# Mut zum Schwimmteich



## Woodruff (6. Apr. 2009)

Hallo Hobby Gartenteich Forum


ich werde zwar erst in 3-4 Wochen mit meiner Baustelle  beginnen , einen Schwimmteich zu Bauen (10 m * 6m * 1,4m Tief ) . Wollte aber schon einmal vorab mein Projekt vorstellen, um auch andere Mut zumachen die noch überlegen ob Sie das schaffen ( ich weiß es nicht ich versuch es mal )
Meine Handwerklichen Kenntnisse sind für den Hausgebrauch ausreichend  das sollte vorerst reichen den Rest muss ich dazulernen .
1.   Planungsfase war vor 3 Monaten
2.   vor 2 Monaten Kontakt mit Naturagart 
3.   nach Ostern werden wir bestellen und mit dem aushub beginnen (bevor mich der Mut wieder verläst  )

Außerdem werde ich eine Live Webcam Installieren für alle die Interesse haben das Projekt zu beobachten .( Zugangsdaten auf anfrage) 

Grüße 

Woody


----------



## Digicat (6. Apr. 2009)

*AW: Mut zum Schwimmteich*

Servus Woody

Herzlich Willkommen bei uns Teichverrückten 

Ich denke alle hatten wir nur Handwerkstechnik für den Hausgebrauch.

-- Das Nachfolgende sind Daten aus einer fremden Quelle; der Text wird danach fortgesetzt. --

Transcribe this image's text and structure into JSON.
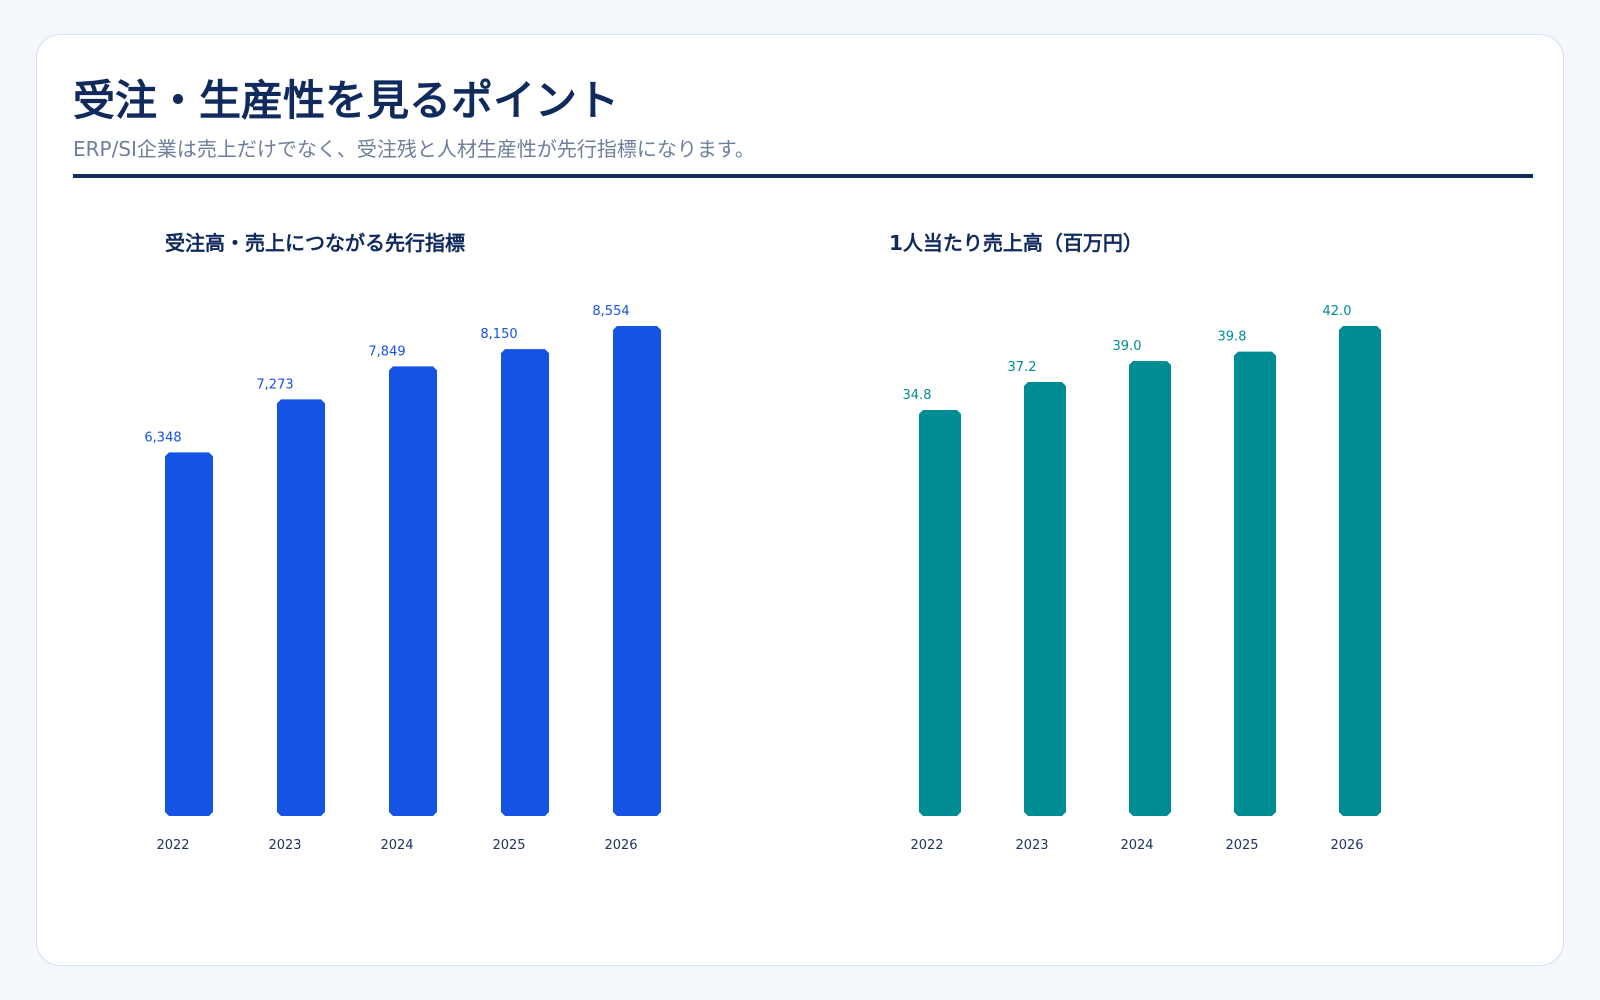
{
  "header": {
    "title": "受注・生産性を見るポイント",
    "subtitle": "ERP/SI企業は売上だけでなく、受注残と人材生産性が先行指標になります。"
  },
  "colors": {
    "navy": "#112a5e",
    "orders_bar": "#1553e5",
    "productivity_bar": "#008c93"
  },
  "chart_data": [
    {
      "type": "bar",
      "title": "受注高・売上につながる先行指標",
      "xlabel": "",
      "ylabel": "",
      "categories": [
        "2022",
        "2023",
        "2024",
        "2025",
        "2026"
      ],
      "values": [
        6348,
        7273,
        7849,
        8150,
        8554
      ],
      "value_labels": [
        "6,348",
        "7,273",
        "7,849",
        "8,150",
        "8,554"
      ],
      "color": "#1553e5",
      "ylim": [
        0,
        8554
      ],
      "grid": false,
      "legend": "none"
    },
    {
      "type": "bar",
      "title": "1人当たり売上高（百万円）",
      "xlabel": "",
      "ylabel": "",
      "categories": [
        "2022",
        "2023",
        "2024",
        "2025",
        "2026"
      ],
      "values": [
        34.8,
        37.2,
        39.0,
        39.8,
        42.0
      ],
      "value_labels": [
        "34.8",
        "37.2",
        "39.0",
        "39.8",
        "42.0"
      ],
      "color": "#008c93",
      "ylim": [
        0,
        42.0
      ],
      "grid": false,
      "legend": "none"
    }
  ]
}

Der eine mehr, der andere weniger 

Mut ..... , ja, aber was soll schon schief gehen, es gibt ja uns 

Ich würde freuen wenn du uns dein Schwimmteichprojekt vorstellen würdest und vielleicht Fotos von der Stelle wo er hinkommen soll machst.

Auch über das werden des Schwimmteiches wären einige/alle sicher neugierig.
Also bitte, auch mit Fotos, alles dokumentieren, wenn es deine Zeit zuläßt. Ich kenn das nehmlich von meinem Teich, da vergißt man leider manchmal aufs fotografieren .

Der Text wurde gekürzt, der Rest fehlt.